Mehaffie — whom online Jan. 6 investigators nicknamed "Tunnel Commander" — is charged with a felony count of assaulting, resisting, or impeding officers, as well as felony obstruction of an official proceeding and felony civil disorder. Federal prosecutors say he was "telling rioters when and where to push on the police line, how to enter and exit in the most efficient manner, and handing a shield into the rioters to set up a wall against the police."

Stevens, federal prosecutors say, hit Capitol Police Sgt. Aquilino Gonell with a police shield. He is charged with three counts of assaulting, resisting, or impeding certain officers, as well as obstruction of an official proceeding and civil disorder.
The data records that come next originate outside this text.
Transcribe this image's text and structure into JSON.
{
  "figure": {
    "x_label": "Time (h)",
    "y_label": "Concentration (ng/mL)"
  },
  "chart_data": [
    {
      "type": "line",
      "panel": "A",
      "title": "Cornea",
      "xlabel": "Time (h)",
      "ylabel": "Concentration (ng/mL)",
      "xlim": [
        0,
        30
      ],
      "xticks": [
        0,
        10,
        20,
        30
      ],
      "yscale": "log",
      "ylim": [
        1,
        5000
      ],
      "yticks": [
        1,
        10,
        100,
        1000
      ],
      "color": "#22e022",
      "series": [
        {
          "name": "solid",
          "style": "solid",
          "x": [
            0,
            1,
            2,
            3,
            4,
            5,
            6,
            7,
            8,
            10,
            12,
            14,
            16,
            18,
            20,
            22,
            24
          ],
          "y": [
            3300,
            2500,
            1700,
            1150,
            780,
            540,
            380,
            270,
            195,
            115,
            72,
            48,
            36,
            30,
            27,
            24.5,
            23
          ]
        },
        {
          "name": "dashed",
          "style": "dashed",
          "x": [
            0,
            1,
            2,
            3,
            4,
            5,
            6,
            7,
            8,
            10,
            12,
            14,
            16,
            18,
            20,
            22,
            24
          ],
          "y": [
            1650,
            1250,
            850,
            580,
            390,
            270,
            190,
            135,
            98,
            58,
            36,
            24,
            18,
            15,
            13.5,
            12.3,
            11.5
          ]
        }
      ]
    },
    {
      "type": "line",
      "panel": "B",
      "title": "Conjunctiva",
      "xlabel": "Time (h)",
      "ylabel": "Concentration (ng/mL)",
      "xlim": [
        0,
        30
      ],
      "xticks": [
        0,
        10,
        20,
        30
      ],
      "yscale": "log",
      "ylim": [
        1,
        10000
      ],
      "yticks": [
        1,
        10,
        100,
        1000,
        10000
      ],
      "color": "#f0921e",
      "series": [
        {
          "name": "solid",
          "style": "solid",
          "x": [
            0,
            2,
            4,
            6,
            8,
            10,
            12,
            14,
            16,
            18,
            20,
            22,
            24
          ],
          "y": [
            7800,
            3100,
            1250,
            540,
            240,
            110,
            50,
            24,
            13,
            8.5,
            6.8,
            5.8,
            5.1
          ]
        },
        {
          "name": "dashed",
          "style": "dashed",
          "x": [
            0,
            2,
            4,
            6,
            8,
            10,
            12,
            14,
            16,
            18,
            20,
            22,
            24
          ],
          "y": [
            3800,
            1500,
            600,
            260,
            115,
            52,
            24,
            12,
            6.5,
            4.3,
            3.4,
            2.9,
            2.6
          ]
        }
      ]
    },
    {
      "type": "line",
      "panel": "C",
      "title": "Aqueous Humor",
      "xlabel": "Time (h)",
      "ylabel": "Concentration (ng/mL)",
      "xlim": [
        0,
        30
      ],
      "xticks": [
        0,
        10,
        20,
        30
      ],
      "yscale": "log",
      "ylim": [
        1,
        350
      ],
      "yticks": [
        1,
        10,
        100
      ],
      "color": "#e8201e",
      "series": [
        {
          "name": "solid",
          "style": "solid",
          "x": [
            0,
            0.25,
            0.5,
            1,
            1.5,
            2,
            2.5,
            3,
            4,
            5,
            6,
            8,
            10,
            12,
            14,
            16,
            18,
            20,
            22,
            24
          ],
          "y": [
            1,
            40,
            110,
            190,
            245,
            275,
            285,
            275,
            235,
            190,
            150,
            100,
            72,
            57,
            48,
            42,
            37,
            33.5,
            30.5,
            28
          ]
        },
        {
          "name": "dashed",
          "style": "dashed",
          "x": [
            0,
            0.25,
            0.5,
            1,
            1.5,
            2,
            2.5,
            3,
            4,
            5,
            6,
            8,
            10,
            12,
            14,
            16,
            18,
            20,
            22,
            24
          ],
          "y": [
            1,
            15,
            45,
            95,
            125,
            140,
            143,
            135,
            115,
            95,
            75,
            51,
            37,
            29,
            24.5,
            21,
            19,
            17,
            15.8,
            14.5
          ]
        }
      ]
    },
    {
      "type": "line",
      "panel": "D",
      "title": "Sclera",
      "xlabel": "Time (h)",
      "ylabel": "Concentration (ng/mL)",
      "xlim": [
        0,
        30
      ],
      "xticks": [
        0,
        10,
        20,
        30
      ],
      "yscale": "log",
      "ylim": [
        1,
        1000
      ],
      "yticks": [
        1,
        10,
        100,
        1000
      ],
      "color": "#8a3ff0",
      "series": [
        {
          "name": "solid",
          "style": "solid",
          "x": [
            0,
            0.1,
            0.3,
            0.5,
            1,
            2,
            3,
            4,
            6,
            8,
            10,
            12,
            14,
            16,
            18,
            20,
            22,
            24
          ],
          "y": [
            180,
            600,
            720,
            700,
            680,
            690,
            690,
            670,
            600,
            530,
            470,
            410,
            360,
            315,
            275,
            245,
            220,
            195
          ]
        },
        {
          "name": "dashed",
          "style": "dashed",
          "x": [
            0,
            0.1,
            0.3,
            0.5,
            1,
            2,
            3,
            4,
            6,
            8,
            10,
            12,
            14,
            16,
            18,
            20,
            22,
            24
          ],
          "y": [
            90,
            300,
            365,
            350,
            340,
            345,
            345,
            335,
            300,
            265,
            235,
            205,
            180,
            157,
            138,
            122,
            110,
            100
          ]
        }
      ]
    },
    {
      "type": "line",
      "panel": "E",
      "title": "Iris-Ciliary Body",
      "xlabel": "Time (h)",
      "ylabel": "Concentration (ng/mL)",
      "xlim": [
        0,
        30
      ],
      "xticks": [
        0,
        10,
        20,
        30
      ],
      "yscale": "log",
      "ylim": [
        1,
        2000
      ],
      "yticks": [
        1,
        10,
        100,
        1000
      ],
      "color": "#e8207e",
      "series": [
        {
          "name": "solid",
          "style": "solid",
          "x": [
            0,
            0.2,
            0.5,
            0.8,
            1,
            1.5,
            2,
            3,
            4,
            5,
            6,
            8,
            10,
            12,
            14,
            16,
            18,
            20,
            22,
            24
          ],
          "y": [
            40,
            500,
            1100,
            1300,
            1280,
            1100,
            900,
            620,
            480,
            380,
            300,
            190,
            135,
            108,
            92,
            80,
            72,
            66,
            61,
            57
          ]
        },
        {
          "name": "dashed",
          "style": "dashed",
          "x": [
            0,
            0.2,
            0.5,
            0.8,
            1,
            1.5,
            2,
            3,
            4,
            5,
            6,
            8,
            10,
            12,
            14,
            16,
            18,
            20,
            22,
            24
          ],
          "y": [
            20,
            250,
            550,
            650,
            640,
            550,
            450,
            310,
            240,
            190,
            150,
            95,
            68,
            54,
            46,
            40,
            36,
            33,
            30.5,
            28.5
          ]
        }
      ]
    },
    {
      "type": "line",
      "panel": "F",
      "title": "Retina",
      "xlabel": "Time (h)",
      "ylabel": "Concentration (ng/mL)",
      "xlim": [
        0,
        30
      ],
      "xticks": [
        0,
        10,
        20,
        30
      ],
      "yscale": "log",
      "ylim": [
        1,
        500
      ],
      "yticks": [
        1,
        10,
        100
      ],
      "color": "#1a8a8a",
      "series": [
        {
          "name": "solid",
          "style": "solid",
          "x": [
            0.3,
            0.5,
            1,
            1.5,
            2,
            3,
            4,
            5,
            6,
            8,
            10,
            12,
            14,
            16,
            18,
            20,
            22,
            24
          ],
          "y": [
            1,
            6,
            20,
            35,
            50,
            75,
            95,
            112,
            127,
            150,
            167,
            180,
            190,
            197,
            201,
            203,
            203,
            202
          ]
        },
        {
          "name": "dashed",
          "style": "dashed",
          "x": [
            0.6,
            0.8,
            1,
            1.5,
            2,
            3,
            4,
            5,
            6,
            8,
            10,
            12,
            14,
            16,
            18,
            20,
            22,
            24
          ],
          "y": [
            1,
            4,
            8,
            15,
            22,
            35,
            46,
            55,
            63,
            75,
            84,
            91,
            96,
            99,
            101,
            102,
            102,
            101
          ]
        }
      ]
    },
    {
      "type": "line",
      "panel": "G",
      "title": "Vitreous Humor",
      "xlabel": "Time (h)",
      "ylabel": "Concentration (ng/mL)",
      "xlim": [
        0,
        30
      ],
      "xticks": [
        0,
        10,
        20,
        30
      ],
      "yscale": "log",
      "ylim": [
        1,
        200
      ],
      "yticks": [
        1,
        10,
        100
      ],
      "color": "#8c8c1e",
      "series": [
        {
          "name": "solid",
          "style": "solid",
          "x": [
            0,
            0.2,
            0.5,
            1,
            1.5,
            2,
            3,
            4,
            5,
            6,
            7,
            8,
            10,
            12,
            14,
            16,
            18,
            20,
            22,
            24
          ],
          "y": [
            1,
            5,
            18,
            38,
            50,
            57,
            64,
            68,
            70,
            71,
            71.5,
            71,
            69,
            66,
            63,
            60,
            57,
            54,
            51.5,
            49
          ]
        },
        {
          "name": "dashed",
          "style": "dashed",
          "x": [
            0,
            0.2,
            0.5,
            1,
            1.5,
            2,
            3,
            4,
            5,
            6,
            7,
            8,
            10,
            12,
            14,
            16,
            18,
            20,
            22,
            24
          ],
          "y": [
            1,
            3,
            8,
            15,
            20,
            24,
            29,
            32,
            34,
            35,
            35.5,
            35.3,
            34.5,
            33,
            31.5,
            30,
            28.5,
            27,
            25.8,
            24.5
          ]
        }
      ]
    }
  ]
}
More than 850 people have been arrested in connection with the Jan. 6 attack, and the FBI has the names of hundreds more rioters who have not yet been arrested. The total number of people who unlawfully entered the Capitol on Jan. 6 is more than 2,500, and hundreds more are accused of assaulting law enforcement officers but not entering the Capitol.

More than 350 defendants have pleaded guilty, and more than a dozen have been found guilty at trial.

Proud Boy Joshua Pruitt was sentenced this week to 4½ years in federal prison, while Howard Richardson was sentenced to 3½ years after he used a Trump flag to assault an officer.

Two defendants have been sentenced to record terms of more than seven years in federal prison: Thomas Robertson, a former Virginia police officer, and Guy Reffitt, a Texas extremist whose own son tipped off the FBI about him before Jan. 6.

Federal prosecutors are seeking the longest sentence yet, 17½ years in federal prison, for ex-New York Police Officer Thomas Webster, who tackled a Washington police officer to the ground and tried to strike him with a flagpole on Jan. 6.